Askeri güç onlarda, en geniş topraklar onlarda. Etkisi ve yetkisi de var diğer devletler
nazarında.
Yunan ve Roma
medeniyetine ait eserleri tercüme etmiş, onlara ilaveler yaparak Endülüs Emevi
devleti aracılığıyla Batı'da ortaya çıkan Rönesans’a katkı sunmuşlar.
Başta din eğitimi
olmak üzere eğitime önem vermişler.
Bugün bile adından
söz edilen ve bilime katkısı olan bilim insanı yetişmiş topraklarında.
Gittikleri yerlerde
cami, medrese, han, hamam, kervansaray, çeşme, imarethane yapmışlar.
Şehirlerinde tekke, zaviye ve türbeler dikkat çeker.
Kısaca Batı,
Ortaçağ'ı yaşarken İslam dünyası güç, imkan ve gelişmenin zirvesini yaşamış.
Günümüzde ise bir
İslam medeniyetinden söz etmek mümkün değil. Sadece geçmişe dair adı kalmıştır.
Nicedir ve bugün etkisiz elemandır ve dün Batı'nın yaşadığı Ortaçağ'ı
yaşamaktadır. Bünyesinde her alanda geri kalmışlığı barındırmaktadır.

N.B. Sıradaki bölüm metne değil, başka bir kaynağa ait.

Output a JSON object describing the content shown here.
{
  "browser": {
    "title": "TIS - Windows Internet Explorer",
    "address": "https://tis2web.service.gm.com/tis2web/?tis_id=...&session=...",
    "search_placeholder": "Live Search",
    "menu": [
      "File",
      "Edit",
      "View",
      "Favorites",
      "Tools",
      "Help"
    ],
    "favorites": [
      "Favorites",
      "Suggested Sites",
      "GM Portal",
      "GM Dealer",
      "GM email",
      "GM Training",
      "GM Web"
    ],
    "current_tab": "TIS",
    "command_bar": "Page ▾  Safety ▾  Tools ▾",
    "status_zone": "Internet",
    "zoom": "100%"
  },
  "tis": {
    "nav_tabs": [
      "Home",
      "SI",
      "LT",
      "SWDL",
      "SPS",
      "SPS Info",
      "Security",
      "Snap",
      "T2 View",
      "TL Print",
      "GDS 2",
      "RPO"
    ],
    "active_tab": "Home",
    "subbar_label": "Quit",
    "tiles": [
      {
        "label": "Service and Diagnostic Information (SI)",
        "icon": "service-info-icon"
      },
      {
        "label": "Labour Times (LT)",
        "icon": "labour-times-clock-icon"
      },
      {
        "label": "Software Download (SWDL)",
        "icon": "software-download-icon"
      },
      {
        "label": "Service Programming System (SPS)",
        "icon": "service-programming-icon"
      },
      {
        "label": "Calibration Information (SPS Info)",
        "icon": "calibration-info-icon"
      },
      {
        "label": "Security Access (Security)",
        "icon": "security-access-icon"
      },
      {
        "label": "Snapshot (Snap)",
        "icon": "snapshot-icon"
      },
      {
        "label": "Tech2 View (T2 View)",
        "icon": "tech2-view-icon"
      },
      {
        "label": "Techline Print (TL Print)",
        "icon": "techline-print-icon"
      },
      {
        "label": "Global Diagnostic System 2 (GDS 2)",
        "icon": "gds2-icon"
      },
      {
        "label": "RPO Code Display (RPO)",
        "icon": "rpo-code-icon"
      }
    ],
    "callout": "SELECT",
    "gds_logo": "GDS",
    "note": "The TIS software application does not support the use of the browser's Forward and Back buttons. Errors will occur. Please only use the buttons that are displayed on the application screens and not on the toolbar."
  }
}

Bir zamanlar İslam medeniyetinin
çok çok gerisinde kalan Batı medeniyeti ise İslam medeniyetini sollayıp
geçmiştir. Bilimde, teknolojide, üretimde ve her türlü gelişmede İslam
medeniyetine baskınlığı söz konusudur. Kültür ihracı yapmaktadır. Bugün
medeniyetinin zirvesini yaşıyor.
Batı medeniyeti, ilerlememiz
yeter. Yatalım artık dese, bu yatış yüzyıllar boyu devam etse, İslam dünyası
gecesini gündüzüne katarak çalışsa, Batı medeniyetini geçemediği gibi bugünkü
haline bile yaklaşamaz.
Hoş, İslam
dünyasının çalışmaya niyeti yoktur. Çünkü çalışmada gözü yoktur. Batı’yı yakalama
ve geçme derdi de yoktur. Belli etmek istemese de Batı medeniyeti karşısında
yenilmiştir. Yenilmenin ezikliğini yaşıyor.
Ezikliğini de Batı
medeniyetinin kökeninde zulüm, işkence, kan, gözyaşı, sömürü var. Biz bunları
yapmadık. Hep adalet dağıttık demek suretiyle geçiştiriyor.
Batı bugün ne
yapıyorsa bunu bizden aldı demek suretiyle kendimize pay çıkarıyoruz.
Hasılı ağlanacak
haldeyiz. Batı dünkü ağlanacak halini çabuk atlatmış ama bizim bu ezik ve geri
kalmış hali atlatacak ne gücümüz ne takatimiz ne imkanımız ne insan gücümüz ne de
plan ve programımız vardır.
Çünkü bu rahatına düşkünlük
bu birbirimizi çekememezlik bu slogan ve hamasetle yaşama bu günü kurtarma kafası
bu geçmişle övünme bu kısır tartışma bizde oldukça nicedir yattığımız kış uykusundan
uyanmamız mümkün değil. Çünkü hali pürmelalimiz kış uykusundan da öte tam bir komalık.
Komanın ise iyileşmesi ve yeniden ayağa kalması mümkün değil. Hep bakıma muhtaç
olarak yaşar. Bu da başkasına el avuç açmaktan başka bir şey değildir.
Hasılı dünyaya söyleyecek
bir sözümüz yok. Dünyaya verebilecek bir örnekliğimiz yok. Dünyanın bizden alacağı
bir şey yok.
*19.07.2024 tarihinde Anadolu'da Bugün gazetesinde yayımlanmıştır.